Participatory workshops are fantastic at generating ideas. The exercises outlined will generate more ideas from more perspectives than you ever thought possible.
The time has now come to start putting a bit of flesh on the bones of some of these suggestions and finding ways of deciding which may be worth pursuing further. As ever the focus is on approaching this task from as many different angles as possible, gathering as many opinions as possible and then reaching consensus on the best way forward.
Whether it’s following a graffiti wall, H-Form, spider diagram or any of the other ‘idea generators’ it can be really useful to gauge quickly the level of support each suggestion has within the room. A quick, easy and energising way of doing this is the bean counter.
The best way of doing this is to give each participant a line of six sticky coloured dots. Then give them five minutes to walk round the room looking at graffiti walls or H-Forms etc and the suggestions they have generated. They can then allocate their six ‘votes’ how they wish by sticking their stickers on the ideas they like most.
At the end of the five minutes you can simply tot up the ideas with the most votes and you have your winners! This works as a great interim step between ideas generation and planning, by whittling down the suggestions to a manageable number.
Make sure you clarify in advance any rules for how each person’s six votes can be cast. Are you going to allow them to divide them as they wish (ranging from one vote each for six ideas, to six votes for one idea) or impose some constraints? We tend to prefer stipulating that three votes must be cast for their favourite choice, two for their second favourite and one for their third choice.
In this way way you minimise the chance of the results being skewed by the choice of one person who decides to put all their eggs in one basket (usually the one they thought of!).
In essence a variation on the matrices exercises covered earlier.
Impact ranking is a great way of finding quick wins, based on comparing options against two criteria. All it involves is the drawing of a four x four square grid on a piece of flip chart paper. Then use a scale of £, ££, £££ down the left hand column to denote the amount of resource a proposed solution is estimated to require (we tend to use ‘resource’ rather than ‘money as this brings into consideration things like staff time and other ‘hidden’ costs).
Across the rows we then use as scale of (insert three smileys ranging from happy to sad) to denote potential benefit. Solutions can then be discussed in turn and then assigned a place in the matrix depending on views about their relative benefit and the level of resource required to achieve them.
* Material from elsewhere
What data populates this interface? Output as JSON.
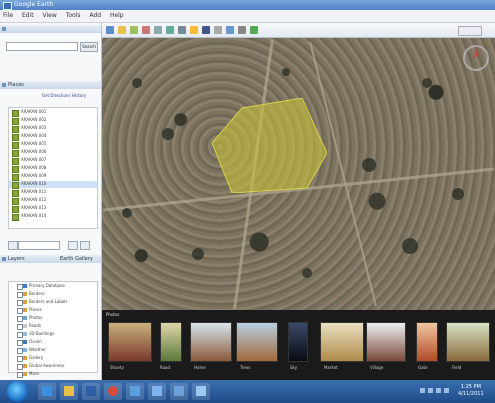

You can then focus attention on those anticipated to achieve a high benefit for low resource and possibly agree to discard those in the opposite direction.
Another variation on the use of a matrix approach to options appraisal is to draw a grid with as many columns as ‘ideas’ that have been generated through previous exercises. Then add the same amount of rows as ‘problems/issues’ that have been identified.
You can then discuss each idea in turn and either put a ‘+’ in the column of problems that it will play a positive role in overcoming, a ‘0’ if it will play no role or a ‘-‘ if it could actually make the problem worse. By the end of this exercise you will have gathered an instant picture of where it might be possible to kill two (or more) birds with one stone.
Here’s where you really start to turn ‘great ideas’ into something that you can really progress when you leave the workshop. Draw a grid with seven columns (here we go again!) on a piece of flip chart paper and then add as many rows as you have potential solutions (derived from a previous exercise). Leave the first column empty and then at the top of each of the other columns write the following (bold) headings:
- What (are the tasks required to progress the solution)?
- Why (should we do it)?
- When (will we have it done by)?
- How (are we going to do it)?
- Where (will we do it)?
- Who (is going to do it)?
Then, in the far left column you can take each of your solutions and stick them one per row. You can now start discussing each solution in turn through the prism of the above six questions. You now have a plan of action that can be used to implement the solutions you started with!
So during this collection of exercises we’ve turned an unsorted long list of potential good ideas, to a considered, prioritised shortlist and finally on to the beginnings of a structured implementation plan.